Cette réunion de cinq jours, organisée au siège général de la Police Nationale du Rwanda, rassemble des chefs de police, des secrétaires permanents et principaux chargés de la sécurité intérieure, ainsi que des coordinateurs des points focaux nationaux sur les armes légères et de petit calibre des États membres du RECSA.
Le Directeur général de la Police, l’Inspecteur général CG Felix Namuhoranye, qui préside le Comité consultatif technique du RECSA, a salué, à l’ouverture de la réunion, les efforts continus du RECSA dans la coordination des réponses régionales face au trafic illicite d’armes.
Selon lui, cette réunion intervient à un moment crucial où la région est confrontée à des menaces sécuritaires en constante évolution, alimentées par les nouvelles technologies de plus en plus exploitées par les réseaux criminels.
« La prolifération et l’utilisation abusive des armes légères et de petit calibre continuent de compromettre le développement, d’affaiblir les structures de gouvernance et de menacer la sécurité de nos communautés », a déclaré le CG Namuhoranye.

Il a insisté sur l’importance de revoir les cadres juridiques et politiques régionaux, notamment le Protocole de Nairobi, afin de faire face aux nouvelles menaces telles que le trafic d’armes facilité par les technologies numériques, la fabrication artisanale d’armes, les armes à feu imprimées en 3D ainsi que l’usage abusif des systèmes sans pilote.
Il a également appelé à un renforcement de la coopération régionale à travers le partage de renseignements, les opérations conjointes, l’harmonisation des législations, le renforcement de la gestion des frontières et l’amélioration des capacités institutionnelles.
Le chef de la Police rwandaise a réaffirmé l’engagement du Rwanda en faveur des initiatives régionales de paix et de sécurité, soulignant qu’une sécurité durable ne peut être atteinte qu’à travers « des partenariats solides, des institutions responsables et un engagement actif des communautés ».
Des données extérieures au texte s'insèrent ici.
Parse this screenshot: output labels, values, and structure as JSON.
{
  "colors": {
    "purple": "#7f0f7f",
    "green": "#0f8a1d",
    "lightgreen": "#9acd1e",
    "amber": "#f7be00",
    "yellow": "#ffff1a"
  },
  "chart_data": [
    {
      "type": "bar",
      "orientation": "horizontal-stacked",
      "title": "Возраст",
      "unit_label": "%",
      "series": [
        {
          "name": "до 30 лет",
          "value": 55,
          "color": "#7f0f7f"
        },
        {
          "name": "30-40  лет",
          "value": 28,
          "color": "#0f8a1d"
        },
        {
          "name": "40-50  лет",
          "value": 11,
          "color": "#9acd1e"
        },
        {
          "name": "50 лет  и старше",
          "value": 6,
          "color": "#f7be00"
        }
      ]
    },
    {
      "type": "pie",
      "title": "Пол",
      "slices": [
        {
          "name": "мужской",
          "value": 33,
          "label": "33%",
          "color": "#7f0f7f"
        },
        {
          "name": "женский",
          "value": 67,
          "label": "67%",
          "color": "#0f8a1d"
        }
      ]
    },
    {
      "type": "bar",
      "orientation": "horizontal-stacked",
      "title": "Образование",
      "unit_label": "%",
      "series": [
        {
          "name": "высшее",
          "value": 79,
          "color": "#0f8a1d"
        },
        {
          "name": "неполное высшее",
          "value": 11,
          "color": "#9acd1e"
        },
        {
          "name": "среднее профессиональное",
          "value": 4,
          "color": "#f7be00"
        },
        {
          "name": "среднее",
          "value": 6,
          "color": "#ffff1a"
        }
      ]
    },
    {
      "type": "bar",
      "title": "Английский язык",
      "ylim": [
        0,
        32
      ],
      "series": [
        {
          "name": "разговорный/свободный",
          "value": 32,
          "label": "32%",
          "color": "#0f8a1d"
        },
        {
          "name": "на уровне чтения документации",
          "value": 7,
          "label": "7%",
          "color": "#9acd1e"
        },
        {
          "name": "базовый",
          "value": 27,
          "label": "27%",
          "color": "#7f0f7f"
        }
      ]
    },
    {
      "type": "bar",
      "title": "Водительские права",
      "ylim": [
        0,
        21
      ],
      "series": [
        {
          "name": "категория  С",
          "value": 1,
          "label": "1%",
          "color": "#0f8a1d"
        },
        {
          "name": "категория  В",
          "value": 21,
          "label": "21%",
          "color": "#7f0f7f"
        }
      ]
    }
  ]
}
De son côté, le Secrétaire exécutif du RECSA, Jean Pierre Betindji, a mis en avant l’importance de cette rencontre alors que les États membres se préparent à un nouveau cycle stratégique de cinq ans.
Il a évoqué plusieurs réalisations majeures de l’année écoulée, notamment l’adoption de l’accord révisé portant création du RECSA ainsi que la révision en cours du Protocole de Nairobi.
Le RECSA compte actuellement 15 États membres: le Rwanda, l’Ouganda, le Kenya, la Tanzanie, la République centrafricaine, le Burundi, la République du Congo, la République démocratique du Congo, Djibouti, l’Érythrée, l’Éthiopie, les Seychelles, la Somalie, le Soudan du Sud et le Soudan. Le Rwanda assure actuellement la présidence des organes politiques du RECSA, notamment le Conseil des ministres et le Comité consultatif technique.